Aurora Cannabis posts $246.7M revenue and $1.63M net income with 47.6% institutional ownership
Aurora Cannabis posted $246.7 million in revenue and $1.63 million in net income in its latest results, translating to a ($0.69) EPS and 0.97 price-to-sales ratio versus peers. Institutional investors hold 47.6% of shares and the company outperformed Allurion on 10 of 15 valuation and profitability metrics.
1. Risk and Volatility Profile
Aurora Cannabis exhibits a beta of 0.31, indicating its share price has been approximately 69% less volatile than the broader market over the past year. This comparatively low volatility suggests that the company’s stock may offer a more stable ride for investors seeking reduced exposure to market swings, although it also reflects the firm’s sensitivity to sector-specific regulatory and demand dynamics in both medical and recreational cannabis markets.

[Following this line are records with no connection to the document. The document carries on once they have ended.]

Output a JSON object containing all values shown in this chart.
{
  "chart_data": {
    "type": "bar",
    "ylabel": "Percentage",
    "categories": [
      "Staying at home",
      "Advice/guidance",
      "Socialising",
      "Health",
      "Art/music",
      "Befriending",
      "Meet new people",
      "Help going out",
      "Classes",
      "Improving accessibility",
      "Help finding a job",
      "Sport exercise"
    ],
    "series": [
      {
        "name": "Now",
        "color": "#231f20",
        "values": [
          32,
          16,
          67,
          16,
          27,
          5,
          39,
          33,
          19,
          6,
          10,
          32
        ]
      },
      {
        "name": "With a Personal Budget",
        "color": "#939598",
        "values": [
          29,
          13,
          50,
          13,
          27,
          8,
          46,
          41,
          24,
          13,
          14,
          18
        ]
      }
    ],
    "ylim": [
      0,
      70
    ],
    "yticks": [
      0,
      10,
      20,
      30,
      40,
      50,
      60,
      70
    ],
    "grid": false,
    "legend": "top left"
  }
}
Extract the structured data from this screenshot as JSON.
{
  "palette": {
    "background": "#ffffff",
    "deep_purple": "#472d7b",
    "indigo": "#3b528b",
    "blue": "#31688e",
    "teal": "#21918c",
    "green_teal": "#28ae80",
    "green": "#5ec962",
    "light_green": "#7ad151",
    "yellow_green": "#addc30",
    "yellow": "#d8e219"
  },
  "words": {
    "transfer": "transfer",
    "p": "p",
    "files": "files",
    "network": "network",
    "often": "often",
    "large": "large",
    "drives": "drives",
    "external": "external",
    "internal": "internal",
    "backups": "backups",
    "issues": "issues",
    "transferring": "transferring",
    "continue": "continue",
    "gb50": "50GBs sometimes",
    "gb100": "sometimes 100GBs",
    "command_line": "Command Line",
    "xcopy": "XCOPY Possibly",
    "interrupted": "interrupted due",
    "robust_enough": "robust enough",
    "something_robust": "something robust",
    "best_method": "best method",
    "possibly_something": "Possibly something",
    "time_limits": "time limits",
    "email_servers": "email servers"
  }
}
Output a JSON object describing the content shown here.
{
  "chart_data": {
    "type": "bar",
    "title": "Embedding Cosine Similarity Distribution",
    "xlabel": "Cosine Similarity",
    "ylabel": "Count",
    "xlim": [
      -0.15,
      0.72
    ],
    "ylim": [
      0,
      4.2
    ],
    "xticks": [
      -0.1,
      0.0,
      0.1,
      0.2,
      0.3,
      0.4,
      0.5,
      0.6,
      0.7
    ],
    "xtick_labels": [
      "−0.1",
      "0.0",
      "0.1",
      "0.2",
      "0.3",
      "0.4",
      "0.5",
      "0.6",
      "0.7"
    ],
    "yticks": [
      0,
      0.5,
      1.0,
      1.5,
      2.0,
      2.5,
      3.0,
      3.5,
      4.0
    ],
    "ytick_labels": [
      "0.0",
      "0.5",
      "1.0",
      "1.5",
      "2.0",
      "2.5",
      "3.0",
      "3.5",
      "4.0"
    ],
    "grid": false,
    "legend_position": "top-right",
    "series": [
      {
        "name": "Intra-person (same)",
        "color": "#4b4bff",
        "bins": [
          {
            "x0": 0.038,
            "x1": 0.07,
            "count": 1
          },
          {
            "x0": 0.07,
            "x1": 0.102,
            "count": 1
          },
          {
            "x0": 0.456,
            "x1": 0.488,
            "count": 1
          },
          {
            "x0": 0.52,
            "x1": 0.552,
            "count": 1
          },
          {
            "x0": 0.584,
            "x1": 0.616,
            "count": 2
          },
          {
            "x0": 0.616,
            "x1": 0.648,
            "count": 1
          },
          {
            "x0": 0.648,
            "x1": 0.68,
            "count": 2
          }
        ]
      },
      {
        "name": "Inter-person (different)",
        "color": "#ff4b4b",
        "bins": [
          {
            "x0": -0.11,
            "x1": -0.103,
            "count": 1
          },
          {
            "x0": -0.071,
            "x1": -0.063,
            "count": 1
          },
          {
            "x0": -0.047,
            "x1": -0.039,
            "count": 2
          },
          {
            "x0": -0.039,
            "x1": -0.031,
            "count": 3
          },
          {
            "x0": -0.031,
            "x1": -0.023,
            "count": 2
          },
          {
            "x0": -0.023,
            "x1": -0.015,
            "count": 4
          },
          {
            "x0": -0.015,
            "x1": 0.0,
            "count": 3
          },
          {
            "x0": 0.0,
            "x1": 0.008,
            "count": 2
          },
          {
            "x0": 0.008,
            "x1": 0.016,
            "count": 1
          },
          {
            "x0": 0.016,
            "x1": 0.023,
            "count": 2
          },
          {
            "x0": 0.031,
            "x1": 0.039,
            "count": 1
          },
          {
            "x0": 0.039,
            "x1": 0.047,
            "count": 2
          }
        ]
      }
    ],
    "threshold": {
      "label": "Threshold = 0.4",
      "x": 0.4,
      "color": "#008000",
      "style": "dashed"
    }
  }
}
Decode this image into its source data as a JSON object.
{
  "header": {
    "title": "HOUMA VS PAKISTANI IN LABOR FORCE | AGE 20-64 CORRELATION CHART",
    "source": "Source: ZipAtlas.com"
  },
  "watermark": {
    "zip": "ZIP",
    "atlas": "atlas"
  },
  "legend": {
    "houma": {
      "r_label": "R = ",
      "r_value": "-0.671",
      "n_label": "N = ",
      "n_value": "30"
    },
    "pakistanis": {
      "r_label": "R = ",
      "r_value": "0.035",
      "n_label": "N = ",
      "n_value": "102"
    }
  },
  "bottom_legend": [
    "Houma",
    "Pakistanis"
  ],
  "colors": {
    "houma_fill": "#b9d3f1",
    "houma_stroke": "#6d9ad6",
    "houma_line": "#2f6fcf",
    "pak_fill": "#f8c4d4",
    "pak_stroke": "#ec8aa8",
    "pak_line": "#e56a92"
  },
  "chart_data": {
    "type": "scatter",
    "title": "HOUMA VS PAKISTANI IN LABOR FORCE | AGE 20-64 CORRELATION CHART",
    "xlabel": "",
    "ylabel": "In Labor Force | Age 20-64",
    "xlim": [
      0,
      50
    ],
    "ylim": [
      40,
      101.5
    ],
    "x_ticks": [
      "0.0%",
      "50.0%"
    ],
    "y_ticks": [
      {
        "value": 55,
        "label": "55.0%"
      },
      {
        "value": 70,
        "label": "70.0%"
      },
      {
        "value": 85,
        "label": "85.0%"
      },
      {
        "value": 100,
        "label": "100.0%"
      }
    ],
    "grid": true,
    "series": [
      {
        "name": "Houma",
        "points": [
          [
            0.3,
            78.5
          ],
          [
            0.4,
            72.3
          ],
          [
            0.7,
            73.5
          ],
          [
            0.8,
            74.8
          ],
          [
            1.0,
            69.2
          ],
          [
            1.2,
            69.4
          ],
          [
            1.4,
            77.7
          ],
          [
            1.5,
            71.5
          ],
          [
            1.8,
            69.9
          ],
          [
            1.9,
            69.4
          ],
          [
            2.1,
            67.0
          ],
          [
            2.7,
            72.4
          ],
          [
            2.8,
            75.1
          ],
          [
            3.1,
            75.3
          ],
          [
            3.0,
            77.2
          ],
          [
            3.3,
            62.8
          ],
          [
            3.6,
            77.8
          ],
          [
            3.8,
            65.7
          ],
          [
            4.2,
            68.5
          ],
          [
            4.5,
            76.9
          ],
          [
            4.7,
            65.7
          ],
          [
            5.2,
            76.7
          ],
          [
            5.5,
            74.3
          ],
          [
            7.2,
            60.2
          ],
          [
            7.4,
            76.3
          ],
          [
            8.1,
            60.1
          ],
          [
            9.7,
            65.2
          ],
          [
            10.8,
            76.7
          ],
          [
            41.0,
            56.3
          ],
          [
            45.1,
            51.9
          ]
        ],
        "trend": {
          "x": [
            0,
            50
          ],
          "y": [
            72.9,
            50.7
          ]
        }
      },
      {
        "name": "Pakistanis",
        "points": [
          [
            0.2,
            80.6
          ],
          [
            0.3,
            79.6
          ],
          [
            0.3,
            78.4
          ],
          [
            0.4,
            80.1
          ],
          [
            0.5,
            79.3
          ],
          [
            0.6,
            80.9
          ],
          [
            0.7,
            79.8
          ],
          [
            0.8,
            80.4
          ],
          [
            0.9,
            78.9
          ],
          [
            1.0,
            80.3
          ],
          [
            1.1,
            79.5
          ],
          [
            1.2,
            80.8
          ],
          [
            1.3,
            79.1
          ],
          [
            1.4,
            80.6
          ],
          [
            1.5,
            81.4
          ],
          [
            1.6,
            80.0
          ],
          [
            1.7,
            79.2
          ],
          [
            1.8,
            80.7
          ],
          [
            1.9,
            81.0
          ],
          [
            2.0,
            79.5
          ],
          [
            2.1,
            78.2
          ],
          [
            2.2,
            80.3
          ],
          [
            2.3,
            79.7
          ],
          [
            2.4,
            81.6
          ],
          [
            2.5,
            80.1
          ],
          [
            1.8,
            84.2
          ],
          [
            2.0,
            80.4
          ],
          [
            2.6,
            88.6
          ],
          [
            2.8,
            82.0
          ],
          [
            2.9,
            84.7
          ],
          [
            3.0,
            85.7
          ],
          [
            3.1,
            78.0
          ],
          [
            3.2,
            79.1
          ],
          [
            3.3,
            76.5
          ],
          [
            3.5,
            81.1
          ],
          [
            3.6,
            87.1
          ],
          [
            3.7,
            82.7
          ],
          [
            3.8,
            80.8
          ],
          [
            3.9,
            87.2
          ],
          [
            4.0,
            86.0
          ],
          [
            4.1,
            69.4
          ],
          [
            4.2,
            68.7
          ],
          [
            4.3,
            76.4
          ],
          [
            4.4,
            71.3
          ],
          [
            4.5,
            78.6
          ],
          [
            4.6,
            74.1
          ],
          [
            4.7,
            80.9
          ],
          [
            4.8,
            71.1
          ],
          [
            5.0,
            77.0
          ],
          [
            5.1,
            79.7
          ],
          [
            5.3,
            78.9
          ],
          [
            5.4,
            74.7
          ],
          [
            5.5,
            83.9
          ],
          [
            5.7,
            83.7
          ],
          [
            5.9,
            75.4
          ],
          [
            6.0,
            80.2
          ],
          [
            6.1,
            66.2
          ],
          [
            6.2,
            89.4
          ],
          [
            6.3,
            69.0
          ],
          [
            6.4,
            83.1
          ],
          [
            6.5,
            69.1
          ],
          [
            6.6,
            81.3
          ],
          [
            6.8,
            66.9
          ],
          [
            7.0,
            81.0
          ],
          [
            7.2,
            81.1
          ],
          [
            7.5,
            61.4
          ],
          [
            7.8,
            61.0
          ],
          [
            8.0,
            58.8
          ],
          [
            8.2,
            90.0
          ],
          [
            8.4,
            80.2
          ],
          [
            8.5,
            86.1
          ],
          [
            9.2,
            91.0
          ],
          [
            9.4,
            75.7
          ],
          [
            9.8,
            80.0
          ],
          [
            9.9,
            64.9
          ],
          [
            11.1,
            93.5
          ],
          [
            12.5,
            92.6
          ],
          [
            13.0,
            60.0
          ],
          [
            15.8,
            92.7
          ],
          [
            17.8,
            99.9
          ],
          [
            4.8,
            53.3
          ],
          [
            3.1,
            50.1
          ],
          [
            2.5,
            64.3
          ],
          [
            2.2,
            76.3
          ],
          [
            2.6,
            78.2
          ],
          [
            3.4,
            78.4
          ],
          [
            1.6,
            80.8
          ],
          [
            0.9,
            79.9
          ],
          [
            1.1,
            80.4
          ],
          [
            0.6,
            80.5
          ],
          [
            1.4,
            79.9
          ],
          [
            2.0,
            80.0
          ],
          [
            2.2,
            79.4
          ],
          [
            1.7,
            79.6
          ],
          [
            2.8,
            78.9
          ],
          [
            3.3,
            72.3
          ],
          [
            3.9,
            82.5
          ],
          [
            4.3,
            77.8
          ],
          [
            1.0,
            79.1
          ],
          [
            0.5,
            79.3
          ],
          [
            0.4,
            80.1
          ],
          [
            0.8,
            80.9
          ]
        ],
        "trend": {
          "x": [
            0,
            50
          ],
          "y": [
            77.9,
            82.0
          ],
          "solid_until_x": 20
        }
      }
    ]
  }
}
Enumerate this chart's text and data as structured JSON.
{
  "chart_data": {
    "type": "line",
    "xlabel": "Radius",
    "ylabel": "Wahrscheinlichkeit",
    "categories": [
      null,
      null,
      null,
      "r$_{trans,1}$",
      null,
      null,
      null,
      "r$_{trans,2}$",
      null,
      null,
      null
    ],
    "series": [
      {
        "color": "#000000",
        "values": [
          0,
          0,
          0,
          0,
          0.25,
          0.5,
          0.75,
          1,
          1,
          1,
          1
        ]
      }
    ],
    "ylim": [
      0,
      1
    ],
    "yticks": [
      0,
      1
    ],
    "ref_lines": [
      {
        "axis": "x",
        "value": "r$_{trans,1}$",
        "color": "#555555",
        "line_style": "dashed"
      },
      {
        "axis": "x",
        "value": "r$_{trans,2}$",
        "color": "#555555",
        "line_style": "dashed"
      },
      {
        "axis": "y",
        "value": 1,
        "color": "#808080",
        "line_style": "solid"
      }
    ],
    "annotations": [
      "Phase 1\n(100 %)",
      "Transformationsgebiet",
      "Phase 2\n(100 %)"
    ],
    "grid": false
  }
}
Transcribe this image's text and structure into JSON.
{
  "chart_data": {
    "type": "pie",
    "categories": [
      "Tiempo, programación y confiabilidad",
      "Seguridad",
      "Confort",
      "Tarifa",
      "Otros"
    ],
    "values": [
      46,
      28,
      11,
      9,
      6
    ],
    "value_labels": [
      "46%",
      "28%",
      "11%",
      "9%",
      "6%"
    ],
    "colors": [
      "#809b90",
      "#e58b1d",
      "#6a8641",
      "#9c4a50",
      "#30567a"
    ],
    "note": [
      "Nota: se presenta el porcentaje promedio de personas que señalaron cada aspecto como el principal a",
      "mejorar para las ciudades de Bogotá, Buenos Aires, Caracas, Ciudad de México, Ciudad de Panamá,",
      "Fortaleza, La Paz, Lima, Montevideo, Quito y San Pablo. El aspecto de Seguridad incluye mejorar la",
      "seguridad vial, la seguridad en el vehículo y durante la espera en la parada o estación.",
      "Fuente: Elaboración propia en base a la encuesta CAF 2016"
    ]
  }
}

2. Financial Performance and Valuation Metrics
In its most recent fiscal year, Aurora Cannabis reported gross revenues of $246.72 million and net income of $1.63 million, underscoring modest profitability following several consecutive years of losses. The company’s earnings per share stood at negative $0.69, while its price-to-sales ratio of 0.97 and negative price-to-earnings multiple of approximately –6.13 highlight a valuation that may appeal to value-oriented investors, given the near-break-even sales multiple and the expectation of margin improvements as operational efficiencies take hold.
3. Ownership Structure
Institutional investors hold 47.6% of Aurora Cannabis’s outstanding shares, signaling substantial confidence from hedge funds, pension funds and other large asset managers in the company’s long-term growth trajectory. By contrast, no shares are currently held by insiders, which may reflect management’s decision to focus on reinvestment and debt reduction rather than share purchases at current price levels.
4. Analyst Sentiment and Profitability Metrics
Among recent sell-side recommendations, Aurora Cannabis has received one sell rating, one hold rating and one strong-buy rating, resulting in an average rating score of 2.33 on a 1-to-5 scale (with lower scores indicating more bullish consensus). Profitability ratios remain under pressure, with a net margin of –15.96%, return on equity of –0.58% and return on assets of –0.42%, though management forecasts that ongoing cost optimization and favorable product mix shifts in core Canadian and European operations will drive a return to positive margins within the next two fiscal years.